Universidade de Edimburgo

Cientistas, ao realizar diversas pesquisas procurando descobrir como o fígado faz para se regenerar , acabaram por descobrir informações importantes, que podem ajudar a desenvolver medicamentos para tratar doenças do fígado.
Pesquisadores do Medical Research Council (MRC) Centro de Medicina Regenerativa da Universidade de Edimburgo descobriram como melhorar a produção de células-chave necessárias para reparar o tecido do fígado danificado.
O estudo, publicado na revista Nature Medicine, pode ajudar a curar fígados afetados por doenças como a cirrose ou hepatite crônica.
Os cientistas foram capazes de desfazer o processo de como as células diferentes no fígado são formadas.
Quando o fígado sofre danos , ele produz células biliares em número elevado condutas e , mas, um número insuficientes de células chamadas hepatócitos, que o fígado precisa para reparar o tecido danificado.
Eles descobriram que podiam obter a desintoxicação e regeneração do fígado se aumentassem o número de células de hepatócitos – estimulando a sua produção, em vez de células biliares.
Entender como as células do fígado são formadas podem ajudar a desenvolver drogas para incentivar a produção de hepatócitos para reparar o tecido do fígado. Isso pode, eventualmente, aliviar a pressão sobre listas de espera para transplantes de fígado.
O professor Stuart Forbes, Diretor Associado do Centro de Medicina Regenerativa MRC, da Universidade de Edimburgo, que é um hepatologista consultor e foi o líder acadêmico do estudo, disse: "A doença hepática está em aumento progressivo no Reino Unido e está no ranking das 5 maiores causas de morte.
Embora o transplante de fígado tenha salvo a vida de milhares de pessoas , o aumento de pacientes que necessitam desse procedimento não acompanha a disponibilidade de órgãos para a doação.
Se conseguirmos encontrar formas de estimular o fígado a se curar, então poderíamos aliviar a pressão sobre listas de espera para transplantes de fígado. "
A doença hepática é o maior assassino em quinto lugar no Reino Unido. Há quase 500 pessoas esperando por um transplante de fígado, em comparação com pouco mais de 300, há cinco anos.
A produção de células de hepatócitos foi aumentada através da alteração da expressão de determinados genes em células do fígado em fase inicial.

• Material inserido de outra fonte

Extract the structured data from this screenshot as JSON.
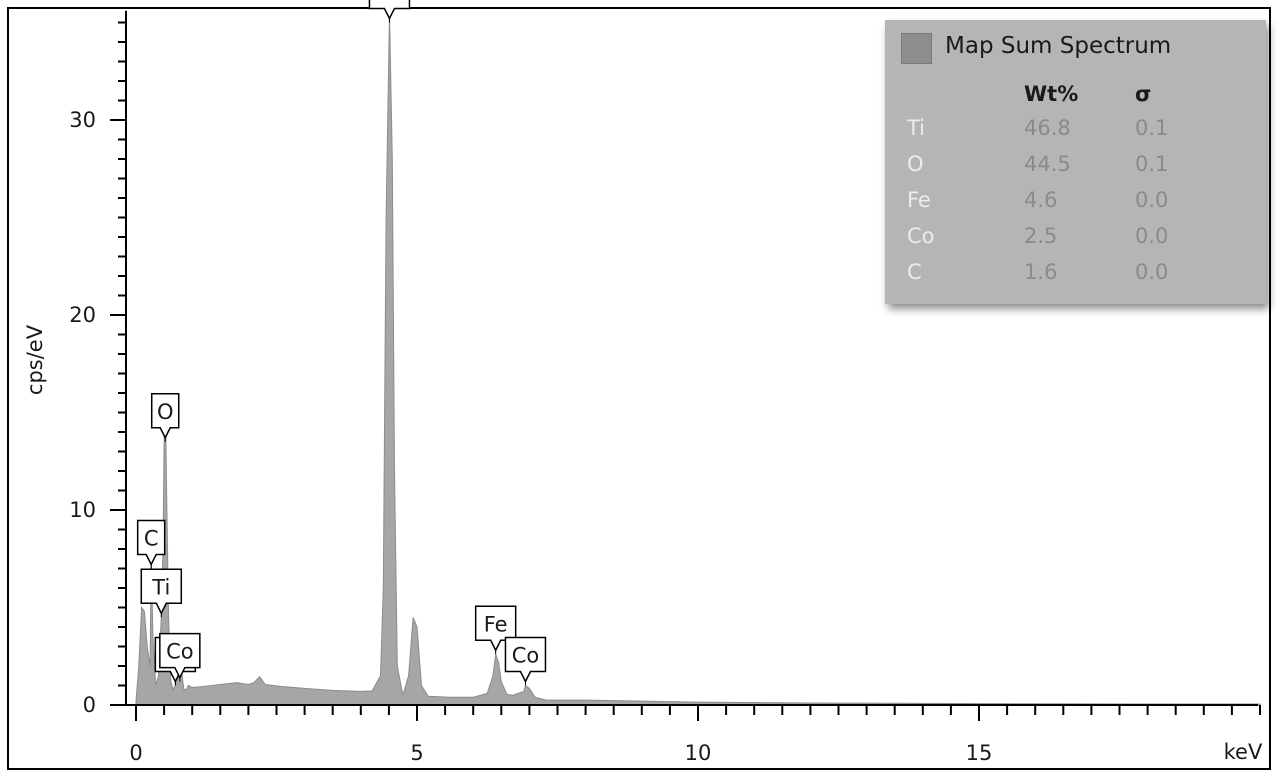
{
  "chart_data": {
    "type": "area",
    "title": "",
    "xlabel": "keV",
    "ylabel": "cps/eV",
    "xlim": [
      -0.1,
      20.0
    ],
    "ylim": [
      0,
      35.5
    ],
    "x_ticks": [
      0,
      5,
      10,
      15
    ],
    "y_ticks": [
      0,
      10,
      20,
      30
    ],
    "grid": false,
    "series": [
      {
        "name": "Map Sum Spectrum",
        "color": "#a6a6a6",
        "x": [
          0.0,
          0.05,
          0.1,
          0.15,
          0.2,
          0.25,
          0.27,
          0.3,
          0.35,
          0.4,
          0.45,
          0.48,
          0.5,
          0.52,
          0.55,
          0.58,
          0.62,
          0.66,
          0.7,
          0.72,
          0.75,
          0.78,
          0.8,
          0.85,
          0.9,
          0.93,
          1.0,
          1.2,
          1.5,
          1.8,
          2.0,
          2.1,
          2.2,
          2.3,
          2.6,
          3.0,
          3.5,
          4.0,
          4.2,
          4.35,
          4.4,
          4.45,
          4.51,
          4.56,
          4.6,
          4.65,
          4.75,
          4.85,
          4.93,
          5.0,
          5.08,
          5.2,
          5.6,
          6.0,
          6.25,
          6.35,
          6.4,
          6.45,
          6.5,
          6.6,
          6.7,
          6.8,
          6.9,
          6.93,
          7.0,
          7.1,
          7.3,
          7.6,
          8.0,
          9.0,
          10.0,
          12.0,
          14.0,
          16.0,
          18.0,
          20.0
        ],
        "y": [
          0.2,
          2.0,
          5.0,
          4.8,
          3.0,
          2.0,
          8.0,
          3.5,
          1.0,
          1.5,
          4.5,
          8.0,
          13.5,
          16.0,
          10.0,
          4.5,
          1.2,
          0.8,
          1.0,
          2.0,
          1.5,
          3.6,
          2.0,
          0.8,
          0.8,
          1.0,
          0.9,
          0.95,
          1.05,
          1.15,
          1.05,
          1.15,
          1.45,
          1.05,
          0.95,
          0.85,
          0.75,
          0.7,
          0.72,
          1.5,
          6.0,
          25.0,
          35.5,
          28.0,
          12.0,
          2.0,
          0.5,
          1.5,
          4.5,
          4.0,
          1.0,
          0.45,
          0.4,
          0.4,
          0.6,
          1.5,
          2.6,
          2.2,
          1.2,
          0.55,
          0.5,
          0.6,
          0.7,
          1.0,
          0.85,
          0.4,
          0.25,
          0.25,
          0.25,
          0.2,
          0.15,
          0.1,
          0.08,
          0.06,
          0.05,
          0.05
        ]
      }
    ],
    "peak_labels": [
      {
        "text": "Ti",
        "x": 4.51,
        "y": 35.0
      },
      {
        "text": "O",
        "x": 0.52,
        "y": 13.5
      },
      {
        "text": "Ti",
        "x": 0.45,
        "y": 4.5
      },
      {
        "text": "C",
        "x": 0.27,
        "y": 7.0
      },
      {
        "text": "Fe",
        "x": 0.7,
        "y": 1.0
      },
      {
        "text": "Co",
        "x": 0.78,
        "y": 1.2
      },
      {
        "text": "Fe",
        "x": 6.4,
        "y": 2.6
      },
      {
        "text": "Co",
        "x": 6.93,
        "y": 1.0
      }
    ],
    "legend": {
      "placement": "top-right",
      "title": "Map Sum Spectrum",
      "col_wt": "Wt%",
      "col_sigma": "σ",
      "rows": [
        {
          "element": "Ti",
          "wt": "46.8",
          "sigma": "0.1"
        },
        {
          "element": "O",
          "wt": "44.5",
          "sigma": "0.1"
        },
        {
          "element": "Fe",
          "wt": "4.6",
          "sigma": "0.0"
        },
        {
          "element": "Co",
          "wt": "2.5",
          "sigma": "0.0"
        },
        {
          "element": "C",
          "wt": "1.6",
          "sigma": "0.0"
        }
      ]
    }
  }
}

Dr. Lucas Boulter, da Universidade de MRC de Edimburgo Centro de Medicina Regenerativa e primeiro autor do estudo, disse: "Esta pesquisa nos ajuda a saber como aumentar o número de células que são necessários para a função saudável do fígado e pode pavimentar o caminho para encontrar drogas que possam ajudar no reparo do fígado.
Compreender o processo no qual as células do fígado são formados é a chave para estudar formas de reparar tecido hepático danificado. "

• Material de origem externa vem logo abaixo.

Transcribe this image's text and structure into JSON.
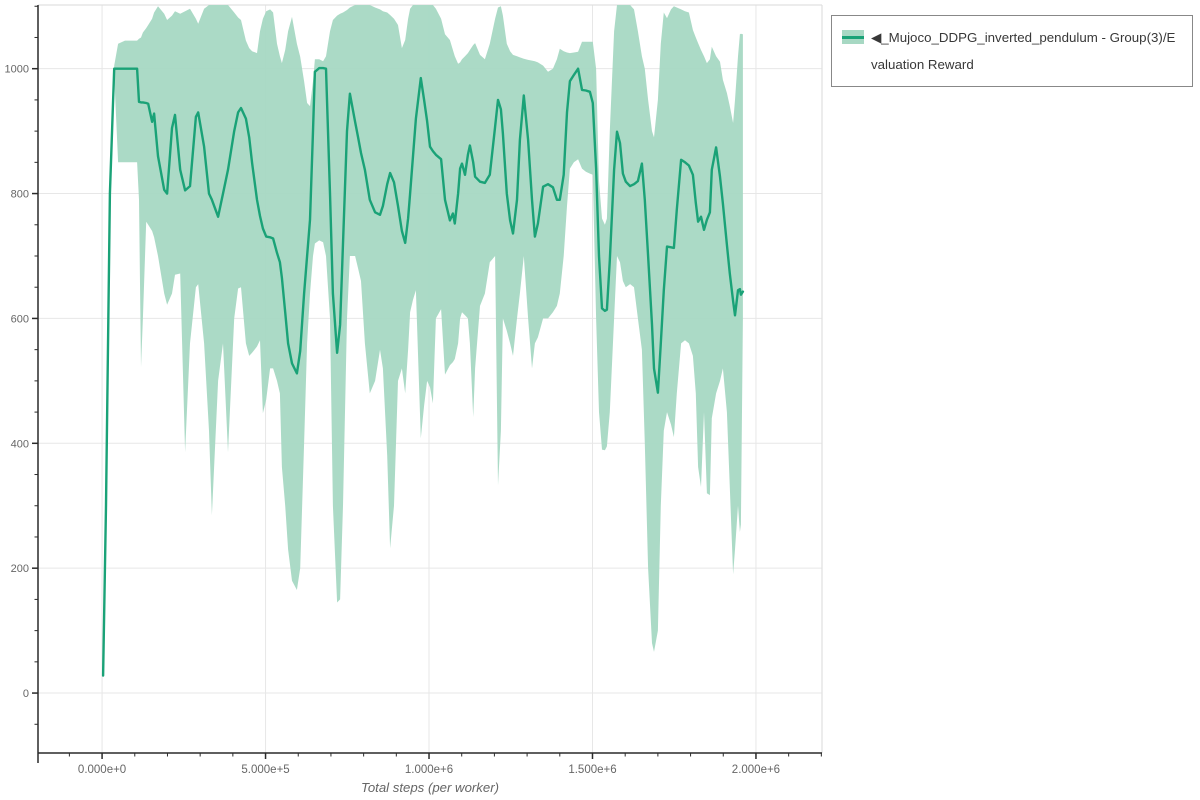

Dr. Rob Buckle, Chefe de Medicina Regenerativa na MRC, disse: "Transplantes de fígado salvou inúmeras vidas ao longo dos anos, mas a demanda superar a oferta, inevitavelmente, e, a longo prazo nós precisamos olhar além da substituição de tecidos danificados para explorar o potencial regenerativo de o corpo humano. O MRC continua a investir fortemente em toda a amplitude de abordagens que podem proporcionar a promessa de medicina regenerativa, e este estudo abre a possibilidade de aplicar o nosso conhecimento crescente de biologia das células estaminais para estimular o processos de reparação latentes, como um base para a terapia de futuro. "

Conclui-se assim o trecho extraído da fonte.